By Michele Maatouk
Date: Tuesday 28 Jul 2015
LONDON (ShareCast) - (ShareCast News) - Healthcare group Hutchison China MediTech posted a drop in first-half pre-tax profit as it invested more heavily in research and development.
For the six months ended 30 June, pre-tax profit came in at $3.9m from $7.3m as a higher spend in R&D and cost of sales offset an increase in revenue to $65.7m from £30.3m.

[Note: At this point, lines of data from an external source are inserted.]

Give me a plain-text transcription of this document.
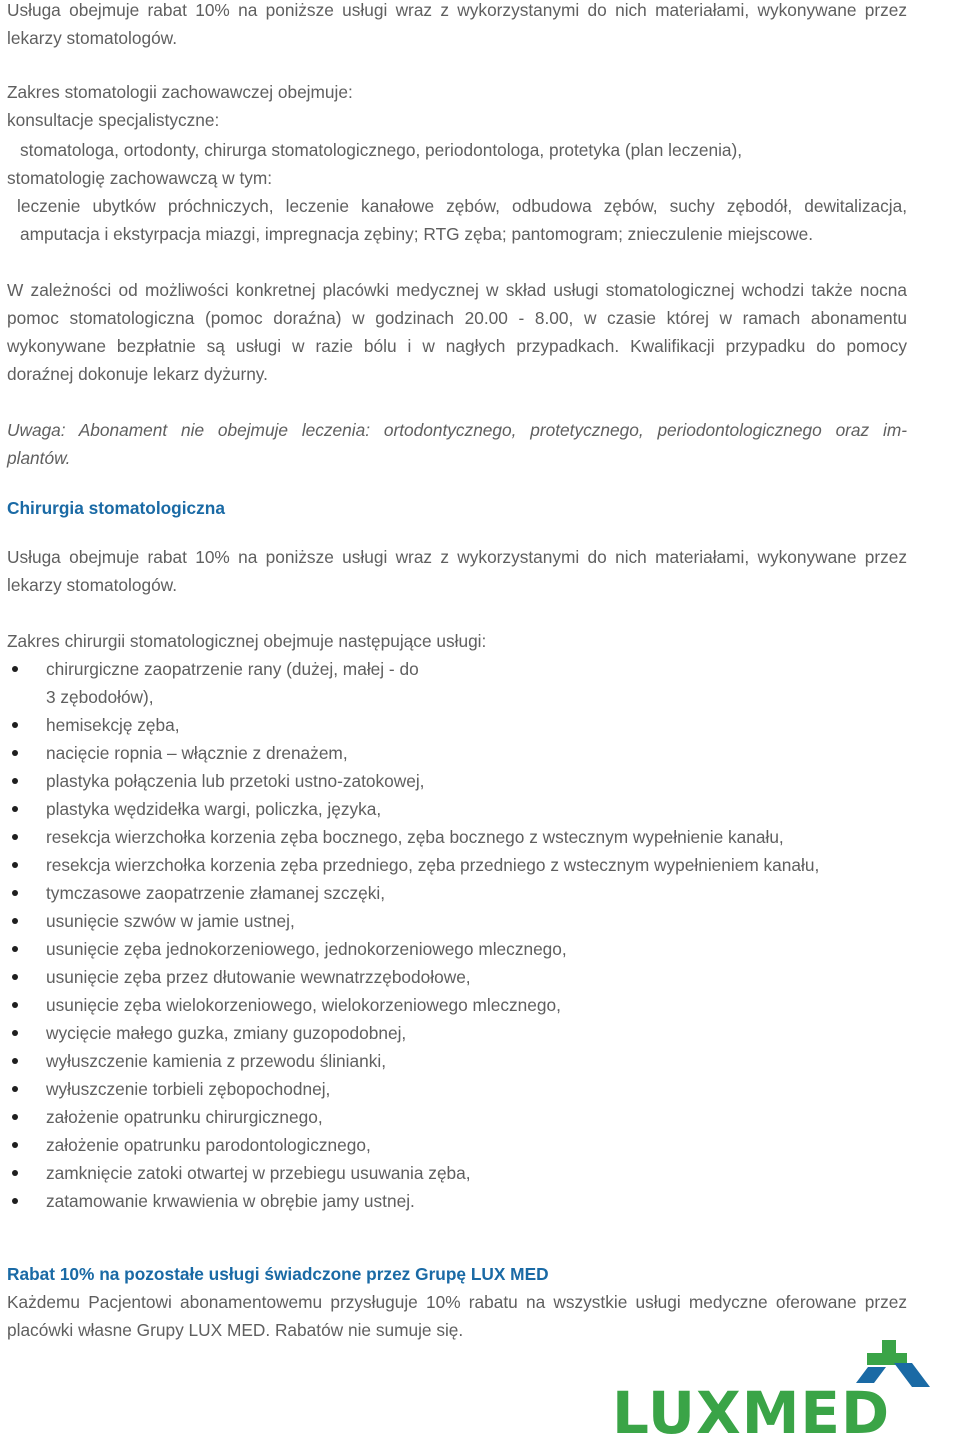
Usługa obejmuje rabat 10% na poniższe usługi wraz z wykorzystanymi do nich materiałami, wykonywane przez
lekarzy stomatologów.
Zakres stomatologii zachowawczej obejmuje:
konsultacje specjalistyczne:
stomatologa, ortodonty, chirurga stomatologicznego, periodontologa, protetyka (plan leczenia),
stomatologię zachowawczą w tym:
leczenie ubytków próchniczych, leczenie kanałowe zębów, odbudowa zębów, suchy zębodół, dewitalizacja,
amputacja i ekstyrpacja miazgi, impregnacja zębiny; RTG zęba; pantomogram; znieczulenie miejscowe.
W zależności od możliwości konkretnej placówki medycznej w skład usługi stomatologicznej wchodzi także nocna
pomoc stomatologiczna (pomoc doraźna) w godzinach 20.00 - 8.00, w czasie której w ramach abonamentu
wykonywane bezpłatnie są usługi w razie bólu i w nagłych przypadkach. Kwalifikacji przypadku do pomocy
doraźnej dokonuje lekarz dyżurny.
Uwaga: Abonament nie obejmuje leczenia: ortodontycznego, protetycznego, periodontologicznego oraz im-
plantów.
Chirurgia stomatologiczna
Usługa obejmuje rabat 10% na poniższe usługi wraz z wykorzystanymi do nich materiałami, wykonywane przez
lekarzy stomatologów.
Zakres chirurgii stomatologicznej obejmuje następujące usługi:
chirurgiczne zaopatrzenie rany (dużej, małej - do
3 zębodołów),
hemisekcję zęba,
nacięcie ropnia – włącznie z drenażem,
plastyka połączenia lub przetoki ustno-zatokowej,
plastyka wędzidełka wargi, policzka, języka,
resekcja wierzchołka korzenia zęba bocznego, zęba bocznego z wstecznym wypełnienie kanału,
resekcja wierzchołka korzenia zęba przedniego, zęba przedniego z wstecznym wypełnieniem kanału,
tymczasowe zaopatrzenie złamanej szczęki,
usunięcie szwów w jamie ustnej,
usunięcie zęba jednokorzeniowego, jednokorzeniowego mlecznego,
usunięcie zęba przez dłutowanie wewnatrzzębodołowe,
usunięcie zęba wielokorzeniowego, wielokorzeniowego mlecznego,
wycięcie małego guzka, zmiany guzopodobnej,
wyłuszczenie kamienia z przewodu ślinianki,
wyłuszczenie torbieli zębopochodnej,
założenie opatrunku chirurgicznego,
założenie opatrunku parodontologicznego,
zamknięcie zatoki otwartej w przebiegu usuwania zęba,
zatamowanie krwawienia w obrębie jamy ustnej.
Rabat 10% na pozostałe usługi świadczone przez Grupę LUX MED
Każdemu Pacjentowi abonamentowemu przysługuje 10% rabatu na wszystkie usługi medyczne oferowane przez
placówki własne Grupy LUX MED. Rabatów nie sumuje się.
LUXMED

Hutchison said the revenue growth was driven mainly by a full period of consolidation of Hutchison Sinopharm, which began operations in the second quarter of last year.
The company said spending on clinical activities was around $30.3m, up from $22.3m in the first half of last year, with 17 clinical trials now underway, compared with 10 last year, and a further seven due to start in the second half.
Chief executive officer Christian Hogg said: "Chi-Med has made great progress on all fronts so far this year. Our vision is to become a major China-based pharmaceutical company - we believe we will achieve this by being an important innovator in the global targeted therapy arena. In line with this, during the first half, Chi-Med and its partners invested over $30 million pushing our oncology and immunology clinical pipeline as hard and fast as we could."
At 1042 BST, shares were down 4.3% at 1,641p.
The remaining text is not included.